The next several days of hiking took me from around 2,000 feet at San Gorgonio Pass back up into the 8,000 foot range in the San Gorgonio mountains. If other hikers on the trail can be believed, the temperature in San Gorgonio Pass hit 110 F the day that I crossed it, a possibility that I don’t doubt as I took an afternoon-long break at the Whitewater Preserve (previously a trout farm, now owned by the Wildlands Conservancy) to beat the heat. As the trail wound up in the San Gorgonios it followed and crossed creeks before entering pine forest, both of which offered shade and a significantly lower temperature than the direct sunlight in the lower altitudes. The Wilderness First Responder certification I received in April was very nearly put to use on one of my days in the San Gorgonios. I passed two hikers along the trail who, despite giving me no indication of trouble, were medically evacuated by helicopter just hours after I passed by them.
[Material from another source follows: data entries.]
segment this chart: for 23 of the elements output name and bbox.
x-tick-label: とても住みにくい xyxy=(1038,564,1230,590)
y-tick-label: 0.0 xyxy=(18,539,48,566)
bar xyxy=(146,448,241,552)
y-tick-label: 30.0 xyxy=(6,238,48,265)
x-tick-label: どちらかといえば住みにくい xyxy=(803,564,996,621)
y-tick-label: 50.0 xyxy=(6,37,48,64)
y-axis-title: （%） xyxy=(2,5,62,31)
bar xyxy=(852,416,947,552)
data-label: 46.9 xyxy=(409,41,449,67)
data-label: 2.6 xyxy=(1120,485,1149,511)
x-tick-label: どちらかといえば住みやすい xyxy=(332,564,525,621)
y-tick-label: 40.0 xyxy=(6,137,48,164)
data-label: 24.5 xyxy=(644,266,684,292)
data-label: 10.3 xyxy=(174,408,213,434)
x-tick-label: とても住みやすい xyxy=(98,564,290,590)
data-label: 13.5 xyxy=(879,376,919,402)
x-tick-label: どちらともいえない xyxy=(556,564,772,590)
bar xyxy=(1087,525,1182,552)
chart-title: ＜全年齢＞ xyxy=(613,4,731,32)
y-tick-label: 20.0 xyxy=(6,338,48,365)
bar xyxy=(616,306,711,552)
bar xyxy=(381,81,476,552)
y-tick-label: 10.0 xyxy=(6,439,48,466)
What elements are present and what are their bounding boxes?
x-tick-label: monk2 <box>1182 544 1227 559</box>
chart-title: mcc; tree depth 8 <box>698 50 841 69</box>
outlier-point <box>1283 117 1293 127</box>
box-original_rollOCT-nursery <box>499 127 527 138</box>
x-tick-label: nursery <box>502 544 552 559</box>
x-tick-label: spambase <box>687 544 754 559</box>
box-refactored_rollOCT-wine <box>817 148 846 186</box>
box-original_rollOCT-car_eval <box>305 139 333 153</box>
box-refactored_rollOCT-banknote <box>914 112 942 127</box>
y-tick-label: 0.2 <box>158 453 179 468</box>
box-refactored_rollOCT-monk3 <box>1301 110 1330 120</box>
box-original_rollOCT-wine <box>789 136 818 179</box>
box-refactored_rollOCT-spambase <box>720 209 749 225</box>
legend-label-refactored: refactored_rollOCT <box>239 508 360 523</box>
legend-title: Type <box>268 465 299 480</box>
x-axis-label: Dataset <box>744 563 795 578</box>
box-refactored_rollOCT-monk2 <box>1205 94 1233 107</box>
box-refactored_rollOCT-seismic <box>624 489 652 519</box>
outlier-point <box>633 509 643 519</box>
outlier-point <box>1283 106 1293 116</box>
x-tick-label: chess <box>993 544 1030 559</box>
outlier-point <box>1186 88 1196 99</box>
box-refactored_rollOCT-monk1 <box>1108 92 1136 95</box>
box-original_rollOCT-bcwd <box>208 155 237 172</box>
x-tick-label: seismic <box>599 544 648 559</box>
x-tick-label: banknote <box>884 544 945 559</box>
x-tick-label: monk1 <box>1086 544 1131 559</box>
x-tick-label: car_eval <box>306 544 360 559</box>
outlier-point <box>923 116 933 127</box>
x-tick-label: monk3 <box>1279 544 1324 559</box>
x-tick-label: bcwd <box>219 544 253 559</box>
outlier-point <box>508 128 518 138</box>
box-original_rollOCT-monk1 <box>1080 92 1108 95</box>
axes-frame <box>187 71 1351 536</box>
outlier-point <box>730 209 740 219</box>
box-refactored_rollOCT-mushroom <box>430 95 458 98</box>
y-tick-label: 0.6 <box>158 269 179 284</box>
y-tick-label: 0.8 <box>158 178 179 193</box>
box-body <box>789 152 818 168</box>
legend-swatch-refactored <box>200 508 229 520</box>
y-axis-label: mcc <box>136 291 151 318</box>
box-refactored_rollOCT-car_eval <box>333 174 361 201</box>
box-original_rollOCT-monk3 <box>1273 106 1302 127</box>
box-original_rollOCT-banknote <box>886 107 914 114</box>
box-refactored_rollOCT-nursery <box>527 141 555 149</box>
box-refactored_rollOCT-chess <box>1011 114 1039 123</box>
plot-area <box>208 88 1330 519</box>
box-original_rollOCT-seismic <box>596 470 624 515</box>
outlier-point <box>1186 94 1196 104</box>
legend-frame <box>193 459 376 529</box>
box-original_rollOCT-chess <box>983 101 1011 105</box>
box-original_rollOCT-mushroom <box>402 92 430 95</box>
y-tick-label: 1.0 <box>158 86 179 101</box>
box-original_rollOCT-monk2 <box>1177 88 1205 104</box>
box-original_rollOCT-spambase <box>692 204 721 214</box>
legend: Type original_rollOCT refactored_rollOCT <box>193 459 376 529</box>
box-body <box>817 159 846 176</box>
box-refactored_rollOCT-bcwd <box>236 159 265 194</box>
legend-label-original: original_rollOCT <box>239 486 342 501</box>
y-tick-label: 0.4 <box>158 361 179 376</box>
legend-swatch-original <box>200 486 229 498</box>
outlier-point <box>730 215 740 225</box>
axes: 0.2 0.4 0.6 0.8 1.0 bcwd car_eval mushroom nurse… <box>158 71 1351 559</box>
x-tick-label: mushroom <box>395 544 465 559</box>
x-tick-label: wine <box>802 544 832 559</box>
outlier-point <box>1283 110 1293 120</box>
On a number of occasions while I was in the the San Gorgonios I had spectacular views of San Gorgonio Mountain, an 11,500 foot peak I climbed almost exactly a year before. The startling contrast between the amount of snow I could see covering the peak even from miles away and the amount of snow I remembered being there the year before was a frequent reminder that I am hiking the PCT in an outlier of a snow year.

From my last campsite in the San Gorgonios, I hiked 20 miles to a highway where I was able to hitchike into Big Bear. I had expected it to be a fairly uninteresting stretch of trail but was surprised by a number of things: 1) the animal cages. The PCT passes directly by what I’ve been told is a facility for retired animal actors. There are literally lions and tigers and bears. 2) A food and water cache complete with a sofa, right in the middle of the woods. 3) A terrific rattlesnake encounter. Terrific in that it neither bit me nor fled away, but rather just sat on the trail while I studied it from a distance that I deemed great enough to prevent it from being able to bite me in the face. From the highway I caught a ride with a PCT celebrity, Warner Springs Monty, to the Big Bear Adventure Hostel, a popular hiker destination. I took my second zero in Big Bear, during which time I bought food for the next couple of days of hiking, cleaned up, caught a movie, and consumed calories like it was my job. I had considered skipping a zero at the hostel because I knew I was leaving the trail in just a few days for my graduation in San Diego, but I can say in retrospect that I have no regrets about taking it there.